Aquella violencia ancestral, hasta inocente a veces, gratuita y proclamada es solo una de las caras de la violencia en nuestro continente. La violencia propia de la resistencia y la Revolución es otra de sus manifestaciones, una, por cierto, a la que guardamos reverencia y respeto y a la que generalmente recordamos con un sentimiento de melancólica heroicidad; pero la violencia a la que nos vimos expuestos después, a la de la guerra que no lo es, a la de la ambición desaforada y carente de toda causa, a esa no podremos acostumbrarnos ni llamarla nuestra, ni siquiera como llamamos a nuestras enfermedades y a nuestras malformaciones; pero había que nombrarla, decirla y encararla para comprenderla y recordarla como todo aquello que no debió haber sido y que, no obstante, está y se quedará en nuestra memoria y en nuestro imaginario por generaciones.

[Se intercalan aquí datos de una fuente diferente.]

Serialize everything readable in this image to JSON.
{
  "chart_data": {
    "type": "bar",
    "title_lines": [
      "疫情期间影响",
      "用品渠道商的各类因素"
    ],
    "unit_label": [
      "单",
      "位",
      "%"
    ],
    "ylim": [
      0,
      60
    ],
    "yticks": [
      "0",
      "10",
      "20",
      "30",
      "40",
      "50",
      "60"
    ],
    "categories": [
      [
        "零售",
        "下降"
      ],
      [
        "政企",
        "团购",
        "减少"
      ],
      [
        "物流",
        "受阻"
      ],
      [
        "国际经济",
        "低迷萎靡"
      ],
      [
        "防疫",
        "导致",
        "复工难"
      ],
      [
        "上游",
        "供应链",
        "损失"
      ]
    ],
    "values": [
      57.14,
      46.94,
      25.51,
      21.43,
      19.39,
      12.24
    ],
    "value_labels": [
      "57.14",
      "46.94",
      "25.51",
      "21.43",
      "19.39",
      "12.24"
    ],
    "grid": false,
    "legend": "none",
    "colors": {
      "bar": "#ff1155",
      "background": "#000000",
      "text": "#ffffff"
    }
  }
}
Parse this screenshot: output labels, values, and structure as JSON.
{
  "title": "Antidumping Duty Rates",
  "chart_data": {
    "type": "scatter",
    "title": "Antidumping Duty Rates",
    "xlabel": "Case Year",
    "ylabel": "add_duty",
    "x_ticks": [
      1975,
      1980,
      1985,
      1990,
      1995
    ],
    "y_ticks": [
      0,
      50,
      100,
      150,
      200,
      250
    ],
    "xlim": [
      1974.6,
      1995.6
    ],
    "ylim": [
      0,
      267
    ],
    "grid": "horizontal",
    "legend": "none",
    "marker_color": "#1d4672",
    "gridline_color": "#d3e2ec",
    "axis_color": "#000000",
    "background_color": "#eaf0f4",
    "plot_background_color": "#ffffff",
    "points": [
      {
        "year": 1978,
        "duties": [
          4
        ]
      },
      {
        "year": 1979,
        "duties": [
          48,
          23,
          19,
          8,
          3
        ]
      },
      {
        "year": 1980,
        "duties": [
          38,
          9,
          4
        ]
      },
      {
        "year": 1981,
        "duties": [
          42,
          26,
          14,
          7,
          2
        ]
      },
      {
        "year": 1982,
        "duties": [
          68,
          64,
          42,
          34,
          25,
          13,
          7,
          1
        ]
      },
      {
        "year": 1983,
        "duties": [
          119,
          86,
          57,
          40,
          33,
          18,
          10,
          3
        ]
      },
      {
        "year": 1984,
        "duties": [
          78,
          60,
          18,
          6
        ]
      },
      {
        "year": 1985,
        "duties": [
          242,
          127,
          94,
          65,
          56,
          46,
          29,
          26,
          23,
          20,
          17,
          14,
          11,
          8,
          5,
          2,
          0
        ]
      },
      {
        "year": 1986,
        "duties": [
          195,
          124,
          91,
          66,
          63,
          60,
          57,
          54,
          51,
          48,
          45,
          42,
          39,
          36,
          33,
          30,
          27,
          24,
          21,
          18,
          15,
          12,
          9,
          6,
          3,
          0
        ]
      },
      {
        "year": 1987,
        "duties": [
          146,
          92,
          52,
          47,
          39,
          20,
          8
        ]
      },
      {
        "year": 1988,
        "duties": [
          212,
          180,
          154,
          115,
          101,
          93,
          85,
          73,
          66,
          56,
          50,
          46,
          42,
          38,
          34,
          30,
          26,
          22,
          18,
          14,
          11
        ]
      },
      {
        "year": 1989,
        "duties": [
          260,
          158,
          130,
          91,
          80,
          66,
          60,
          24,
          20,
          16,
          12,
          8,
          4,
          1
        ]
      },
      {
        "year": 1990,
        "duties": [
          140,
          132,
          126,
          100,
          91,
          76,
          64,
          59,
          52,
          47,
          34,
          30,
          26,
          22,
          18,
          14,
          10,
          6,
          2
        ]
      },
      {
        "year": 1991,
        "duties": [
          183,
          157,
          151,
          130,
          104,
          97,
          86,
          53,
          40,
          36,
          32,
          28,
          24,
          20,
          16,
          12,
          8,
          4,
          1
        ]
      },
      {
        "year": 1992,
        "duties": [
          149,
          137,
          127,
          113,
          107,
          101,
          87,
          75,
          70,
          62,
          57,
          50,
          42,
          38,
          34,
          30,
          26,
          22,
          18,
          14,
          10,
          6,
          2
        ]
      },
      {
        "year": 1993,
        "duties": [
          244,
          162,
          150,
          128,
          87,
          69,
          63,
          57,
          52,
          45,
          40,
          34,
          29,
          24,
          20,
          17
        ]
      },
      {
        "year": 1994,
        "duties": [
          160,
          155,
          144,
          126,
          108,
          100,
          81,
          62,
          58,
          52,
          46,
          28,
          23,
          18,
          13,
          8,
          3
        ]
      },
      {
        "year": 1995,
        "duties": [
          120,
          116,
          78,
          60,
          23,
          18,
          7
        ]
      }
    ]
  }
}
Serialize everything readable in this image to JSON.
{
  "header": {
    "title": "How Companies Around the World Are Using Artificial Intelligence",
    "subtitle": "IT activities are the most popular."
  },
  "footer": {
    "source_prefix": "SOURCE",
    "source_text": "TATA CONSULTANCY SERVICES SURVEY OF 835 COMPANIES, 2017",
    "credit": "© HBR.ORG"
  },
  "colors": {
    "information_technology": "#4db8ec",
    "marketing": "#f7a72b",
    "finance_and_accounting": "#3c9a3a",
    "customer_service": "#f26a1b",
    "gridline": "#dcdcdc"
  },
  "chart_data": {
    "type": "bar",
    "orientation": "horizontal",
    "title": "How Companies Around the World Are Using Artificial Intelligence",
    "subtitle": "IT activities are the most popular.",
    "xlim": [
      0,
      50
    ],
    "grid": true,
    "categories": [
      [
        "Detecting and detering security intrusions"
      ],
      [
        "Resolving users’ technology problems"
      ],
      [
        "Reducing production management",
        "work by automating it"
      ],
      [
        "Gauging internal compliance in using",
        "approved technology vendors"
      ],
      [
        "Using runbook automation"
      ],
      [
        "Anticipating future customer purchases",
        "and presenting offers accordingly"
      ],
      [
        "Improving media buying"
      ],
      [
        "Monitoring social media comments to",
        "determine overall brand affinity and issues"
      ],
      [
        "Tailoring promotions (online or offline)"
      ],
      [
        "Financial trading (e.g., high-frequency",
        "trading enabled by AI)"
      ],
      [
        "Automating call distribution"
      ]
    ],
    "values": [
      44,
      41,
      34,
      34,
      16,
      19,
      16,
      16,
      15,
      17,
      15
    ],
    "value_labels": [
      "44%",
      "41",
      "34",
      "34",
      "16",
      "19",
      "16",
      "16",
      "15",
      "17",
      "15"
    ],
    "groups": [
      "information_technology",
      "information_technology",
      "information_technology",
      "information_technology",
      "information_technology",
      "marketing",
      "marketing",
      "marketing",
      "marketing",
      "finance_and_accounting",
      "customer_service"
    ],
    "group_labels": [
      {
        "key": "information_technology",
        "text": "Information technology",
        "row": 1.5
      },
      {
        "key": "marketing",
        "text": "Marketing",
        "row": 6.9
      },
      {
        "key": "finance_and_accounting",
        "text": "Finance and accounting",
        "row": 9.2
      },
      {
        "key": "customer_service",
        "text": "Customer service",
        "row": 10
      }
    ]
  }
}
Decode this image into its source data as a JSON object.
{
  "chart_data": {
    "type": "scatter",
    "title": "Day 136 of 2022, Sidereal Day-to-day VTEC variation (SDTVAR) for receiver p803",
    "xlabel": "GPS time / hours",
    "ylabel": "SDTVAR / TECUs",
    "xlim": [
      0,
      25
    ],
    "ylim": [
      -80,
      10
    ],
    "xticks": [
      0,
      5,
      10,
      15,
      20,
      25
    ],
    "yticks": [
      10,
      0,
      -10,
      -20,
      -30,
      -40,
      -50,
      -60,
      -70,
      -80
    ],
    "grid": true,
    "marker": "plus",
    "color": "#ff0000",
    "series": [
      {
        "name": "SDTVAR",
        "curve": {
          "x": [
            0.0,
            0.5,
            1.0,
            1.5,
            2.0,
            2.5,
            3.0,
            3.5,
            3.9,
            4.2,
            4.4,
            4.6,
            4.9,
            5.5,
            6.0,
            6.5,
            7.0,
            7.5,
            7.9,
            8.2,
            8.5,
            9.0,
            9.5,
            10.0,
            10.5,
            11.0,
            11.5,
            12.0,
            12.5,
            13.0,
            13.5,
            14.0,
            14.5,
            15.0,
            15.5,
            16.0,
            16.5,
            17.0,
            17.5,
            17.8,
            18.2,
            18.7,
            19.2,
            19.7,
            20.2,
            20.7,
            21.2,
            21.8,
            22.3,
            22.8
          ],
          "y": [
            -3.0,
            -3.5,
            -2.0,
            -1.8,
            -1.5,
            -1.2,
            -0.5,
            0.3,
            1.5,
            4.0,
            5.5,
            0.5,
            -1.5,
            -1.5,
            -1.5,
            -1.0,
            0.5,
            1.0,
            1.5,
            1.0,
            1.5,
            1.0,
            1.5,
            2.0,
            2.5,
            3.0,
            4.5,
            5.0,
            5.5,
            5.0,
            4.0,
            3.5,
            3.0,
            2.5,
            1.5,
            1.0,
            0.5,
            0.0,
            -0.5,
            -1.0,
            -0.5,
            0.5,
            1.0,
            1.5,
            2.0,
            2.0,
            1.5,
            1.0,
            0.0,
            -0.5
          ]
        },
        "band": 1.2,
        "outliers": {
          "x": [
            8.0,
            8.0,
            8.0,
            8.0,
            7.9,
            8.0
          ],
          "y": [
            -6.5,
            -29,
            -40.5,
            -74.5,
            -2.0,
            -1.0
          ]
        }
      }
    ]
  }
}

Y así es, en nuestra sociedad, en nuestro momento histórico, alguien, en algún lugar la cagó de cierta forma y todos quedamos invadidos de su pasmo. La violencia al interior de las ciudades no puede ser sino un error: alguien que la caga y que no puede enmendar su equivocación, luego de lo cual no hay manera de recuperar lo que uno era antes. Porque la violencia es absurda, es ontológicamente imposible y, sin embargo, está ahí, rompiendo todo lo bueno, ensuciando todo lo limpio, reduciendo al odio la incapacidad y al rencor la falta de entendimiento; porque además, todos resultamos ser víctimas, tanto porque la tragedia colectiva no existe hasta en tanto no se apodera de cada uno de los miembros de la colectividad, como porque no se comunica, y el dolor como la pena son exclusivos e íntimos. No se sufre por otro, pero se puede expresar el dolor para manifestar un pálido reflejo de la turbación y la confusión, pero el dolor no puede transmitirse; es cierto, uno puede ejercer la compasión y abrirse al dolor ajeno, pero no es posible obsequiar con la pena, apenas y se puede dejar que el otro penetre nuestro espacio de sufrimiento para sufrir juntos, de ahí el sentido de la condolencia.

Al final del día, no nos queda sino la memoria y el perdón, la reconstrucción del mundo pese a todos y pese a todo; es Ciudad Juárez montando espectáculos culturales en sus parques, es Cuernavaca manteniendo viva su eterna primavera; es Acapulco suplicando por nuevos turistas, y somos todos, contemplando cómo reconstruimos nuestras vidas, cómo nos sumamos el profundo “no más”; asumiéndonos y viviéndonos como sujetos a los que la mala fortuna los arrojó en una época que no pudimos controlar y en una circunstancia donde otros, muy arriba y muy lejos, la cagaron tan profundamente, que dejaron destartalado un país que por décadas había querido construirse. En la literatura, en cambio, ocurre como en lo profundo de la personalidad individual y de la moral colectiva, nos sabemos juntos en este barco en el que todavía confiamos, pero lo hacemos por esa suerte de solidaridad que sienten los que juntos peligran, esa sensación terrible de saber que nos salvamos o perecemos, pero todos. Y así, lo sabe Juan Gabriel Vázquez, solo así se conjura la violencia: “La experiencia, eso que llamamos experiencia, no es el inventario de nuestros dolores, sino la simpatía aprendida hacia los dolores ajenos”.